The Asset Permission System (APS) is one of Ralph's defining features. It gives developers a safety net and the ability to build with confidence on Alephium.

It may not be obvious at first how to use the APS. Sure it may seem simple to call approveAlph!(fromAddress, amount), but when you mix it with alphRemaining!() and transfer functions it can then become confusing, even overwhelming. What are those built-in functions actually doing? Well it all has to do with understanding the flow of funds and what happens between function calls.

A very important point to internalize is that the "flow of funds" always starts from a TxScript.

Using the TxScript the funds can flow into a contract, or to another user's address.

note

That's right! Unlike in Ethereum, you don't send funds directly to contract addresses!

A way to think the system are the two states of "staged" and "commited" funds. Funds are staged when approved, and they are commited when a contract method is called.

Now let's look at some code to see the details and the full picture.

note

Funds can be from many sources, not just one! Just like how you can stage many files for a commit in version control, you can stage many address balances in Ralph.

note

There are also some built-ins which also commit funds and use them immediately.

These built-ins are:

  • createContract!

A concrete demonstration

Since code partially dictates the flow of funds, the explanation is tightly coupled to it.
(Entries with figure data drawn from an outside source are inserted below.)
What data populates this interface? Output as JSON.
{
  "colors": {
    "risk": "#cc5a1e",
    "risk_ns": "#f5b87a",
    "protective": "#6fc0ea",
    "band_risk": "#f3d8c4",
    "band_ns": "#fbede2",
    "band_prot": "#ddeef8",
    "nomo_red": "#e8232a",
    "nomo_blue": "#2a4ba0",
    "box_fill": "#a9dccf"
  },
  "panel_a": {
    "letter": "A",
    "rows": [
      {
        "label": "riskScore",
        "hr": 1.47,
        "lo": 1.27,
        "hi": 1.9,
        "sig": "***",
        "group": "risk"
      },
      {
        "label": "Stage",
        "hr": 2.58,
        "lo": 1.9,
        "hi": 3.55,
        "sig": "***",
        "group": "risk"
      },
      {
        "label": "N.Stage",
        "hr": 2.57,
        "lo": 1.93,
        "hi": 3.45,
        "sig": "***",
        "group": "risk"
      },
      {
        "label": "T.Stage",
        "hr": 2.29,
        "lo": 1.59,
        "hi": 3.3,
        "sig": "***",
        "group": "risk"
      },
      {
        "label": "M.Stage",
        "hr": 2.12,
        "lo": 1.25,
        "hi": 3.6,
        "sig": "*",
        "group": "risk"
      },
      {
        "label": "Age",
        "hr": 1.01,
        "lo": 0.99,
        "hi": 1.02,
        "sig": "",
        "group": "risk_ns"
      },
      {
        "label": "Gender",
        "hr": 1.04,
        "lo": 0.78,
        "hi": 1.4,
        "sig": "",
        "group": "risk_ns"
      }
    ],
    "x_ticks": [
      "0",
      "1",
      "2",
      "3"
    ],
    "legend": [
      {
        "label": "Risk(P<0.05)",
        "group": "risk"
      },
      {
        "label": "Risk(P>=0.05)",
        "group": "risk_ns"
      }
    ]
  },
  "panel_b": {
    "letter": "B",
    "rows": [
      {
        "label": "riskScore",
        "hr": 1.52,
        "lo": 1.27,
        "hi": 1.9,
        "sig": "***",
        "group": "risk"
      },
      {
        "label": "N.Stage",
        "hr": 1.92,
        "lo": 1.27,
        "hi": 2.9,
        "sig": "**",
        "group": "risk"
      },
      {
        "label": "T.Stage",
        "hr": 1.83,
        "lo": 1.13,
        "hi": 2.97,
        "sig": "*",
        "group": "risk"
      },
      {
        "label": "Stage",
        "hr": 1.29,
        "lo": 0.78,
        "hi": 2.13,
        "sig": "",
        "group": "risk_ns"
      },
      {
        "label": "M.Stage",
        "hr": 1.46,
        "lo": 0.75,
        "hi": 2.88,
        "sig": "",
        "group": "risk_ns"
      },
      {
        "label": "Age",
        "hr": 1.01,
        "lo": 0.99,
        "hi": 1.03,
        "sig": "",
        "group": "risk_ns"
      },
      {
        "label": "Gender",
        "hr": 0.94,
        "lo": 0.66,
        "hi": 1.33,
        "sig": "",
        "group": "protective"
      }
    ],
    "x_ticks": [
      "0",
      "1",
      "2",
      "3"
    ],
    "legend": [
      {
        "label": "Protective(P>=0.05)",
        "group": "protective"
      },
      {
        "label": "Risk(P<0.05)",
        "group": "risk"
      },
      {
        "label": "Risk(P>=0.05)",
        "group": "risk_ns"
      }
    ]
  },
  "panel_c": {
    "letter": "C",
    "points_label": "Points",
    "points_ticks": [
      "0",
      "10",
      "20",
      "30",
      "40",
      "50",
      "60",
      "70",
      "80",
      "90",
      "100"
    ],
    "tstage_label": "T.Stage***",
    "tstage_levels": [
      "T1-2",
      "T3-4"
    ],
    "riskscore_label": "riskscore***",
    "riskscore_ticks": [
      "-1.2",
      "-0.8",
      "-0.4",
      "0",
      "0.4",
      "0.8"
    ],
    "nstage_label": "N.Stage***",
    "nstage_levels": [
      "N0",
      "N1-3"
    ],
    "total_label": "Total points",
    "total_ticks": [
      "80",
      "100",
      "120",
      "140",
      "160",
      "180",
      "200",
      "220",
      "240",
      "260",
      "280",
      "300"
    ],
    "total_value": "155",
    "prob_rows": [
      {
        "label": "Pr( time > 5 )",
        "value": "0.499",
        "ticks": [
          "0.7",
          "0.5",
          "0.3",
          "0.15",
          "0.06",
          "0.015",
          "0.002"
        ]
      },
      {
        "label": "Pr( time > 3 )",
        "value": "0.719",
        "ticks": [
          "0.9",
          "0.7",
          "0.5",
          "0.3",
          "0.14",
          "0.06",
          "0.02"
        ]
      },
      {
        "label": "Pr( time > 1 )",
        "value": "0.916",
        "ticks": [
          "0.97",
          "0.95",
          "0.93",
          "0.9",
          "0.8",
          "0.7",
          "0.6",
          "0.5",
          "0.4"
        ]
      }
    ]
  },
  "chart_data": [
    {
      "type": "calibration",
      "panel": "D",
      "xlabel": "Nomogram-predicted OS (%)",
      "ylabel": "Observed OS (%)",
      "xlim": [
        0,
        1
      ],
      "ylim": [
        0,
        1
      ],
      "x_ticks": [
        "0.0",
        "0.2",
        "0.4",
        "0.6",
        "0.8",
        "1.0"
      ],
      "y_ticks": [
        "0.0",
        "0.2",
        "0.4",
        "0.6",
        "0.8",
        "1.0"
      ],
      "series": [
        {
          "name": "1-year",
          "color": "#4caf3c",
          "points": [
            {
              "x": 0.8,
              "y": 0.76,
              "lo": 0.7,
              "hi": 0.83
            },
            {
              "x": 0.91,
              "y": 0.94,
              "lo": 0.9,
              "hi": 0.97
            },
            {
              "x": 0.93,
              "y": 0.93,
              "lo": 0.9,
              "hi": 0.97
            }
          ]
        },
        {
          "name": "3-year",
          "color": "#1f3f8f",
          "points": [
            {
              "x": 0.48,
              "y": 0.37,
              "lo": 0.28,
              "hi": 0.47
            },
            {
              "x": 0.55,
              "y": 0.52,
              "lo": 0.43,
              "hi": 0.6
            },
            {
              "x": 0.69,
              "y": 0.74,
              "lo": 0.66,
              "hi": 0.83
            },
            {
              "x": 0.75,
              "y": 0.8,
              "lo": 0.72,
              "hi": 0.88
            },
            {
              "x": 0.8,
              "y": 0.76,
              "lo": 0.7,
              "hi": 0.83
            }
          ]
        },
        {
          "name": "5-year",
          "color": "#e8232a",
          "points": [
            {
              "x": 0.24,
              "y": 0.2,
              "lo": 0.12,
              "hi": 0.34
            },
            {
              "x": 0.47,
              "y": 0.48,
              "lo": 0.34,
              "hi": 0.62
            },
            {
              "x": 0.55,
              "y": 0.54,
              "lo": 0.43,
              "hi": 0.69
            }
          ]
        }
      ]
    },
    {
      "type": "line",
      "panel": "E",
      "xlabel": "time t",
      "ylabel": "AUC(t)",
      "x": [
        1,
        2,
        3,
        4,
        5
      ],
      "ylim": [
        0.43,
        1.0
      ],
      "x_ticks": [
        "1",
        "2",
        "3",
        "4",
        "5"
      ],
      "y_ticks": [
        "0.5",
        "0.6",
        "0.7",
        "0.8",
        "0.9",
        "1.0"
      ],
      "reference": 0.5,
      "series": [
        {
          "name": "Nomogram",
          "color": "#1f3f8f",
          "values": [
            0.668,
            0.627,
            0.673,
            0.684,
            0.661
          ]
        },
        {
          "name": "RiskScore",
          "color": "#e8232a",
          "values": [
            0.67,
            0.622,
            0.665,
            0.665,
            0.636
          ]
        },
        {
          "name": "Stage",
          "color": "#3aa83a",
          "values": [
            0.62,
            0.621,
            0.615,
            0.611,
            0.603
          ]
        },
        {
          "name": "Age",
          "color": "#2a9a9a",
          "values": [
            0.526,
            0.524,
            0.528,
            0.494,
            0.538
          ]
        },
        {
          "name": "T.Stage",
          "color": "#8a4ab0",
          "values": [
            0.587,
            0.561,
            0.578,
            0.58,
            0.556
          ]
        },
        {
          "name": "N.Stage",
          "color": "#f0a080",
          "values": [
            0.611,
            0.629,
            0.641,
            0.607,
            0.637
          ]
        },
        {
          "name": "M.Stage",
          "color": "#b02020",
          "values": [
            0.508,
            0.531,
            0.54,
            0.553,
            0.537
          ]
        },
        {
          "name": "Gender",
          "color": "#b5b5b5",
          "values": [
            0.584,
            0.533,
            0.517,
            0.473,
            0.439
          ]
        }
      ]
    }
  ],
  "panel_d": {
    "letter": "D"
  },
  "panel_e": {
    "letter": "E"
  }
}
The best way to explain then is to use code and comments.

// User sends 10 ALPH along with this TxScript
TxScript MyScriptWithAName() {
let myAddress = callerAddress!()

// Stage 5 ALPH into the `approvedAssets` property.
approveAlph!(myAddress, 5)
let contract = SomeContractIWrote(<contract-id-goes-here>)

//
// Remember, every function has a frame of state.
// This function call will commit 5 ALPH into `doStuff`'s `remainingAssets` property.
// Consequently this means the `approvedAssets` property (staging) is now empty!
//
contract.doStuff()

//
// There is still `5 ALPH` in the `remainingAssets` property in this frame to use for anything else.
// If it's not used, it's returned to the user.
// You could use the remainingAlph!(address) built-in to check the remaining funds in `remainingAssets`.
// There is no way to check how many funds are staged in `approvedAssets`.
//
}

TxContract SomeContractIWrote() {
//
// If preapprovedAssets equaled false then the function would completely ignore the approved Alph!
// This means the `remainingAssets` property would be initialized as empty in this function's frame.
//
// Here though it's the opposite and *we will* set `remainingAssets` *of this frame*
// to what was approved before calling. `approvedAssets` will be initialized as
// empty, ready to stage more funds to be commited!
//
// So if it isn't clear, each method you call that expects funds *must* again
// stage them.
//
@using(preapprovedAssets = true)
pub doStuff() -> () {
// 5 ALPH will be taken from `remainingAssets` and put into the contract's
// funds (meaning `remainingAssets` is now empty).
transferAlphToSelf!(callerAddress!(), 5)
}

//
// If assetsInContract is true then the function has immediate access to the
// contract's funds, or in other words, `remainingAssets` becomes equal to
// what the contract holds already.
//
@using(assetsInContract = true)
pub useTheAlph(to: Address) -> () {
//
// 5 ALPH will be taken from `remainingAssets`.
//
// If assetsInContract equaled false, then this would throw an error!
//
transferAlphFromSelf!(to, 5)

// And the rest is sent back to the contract.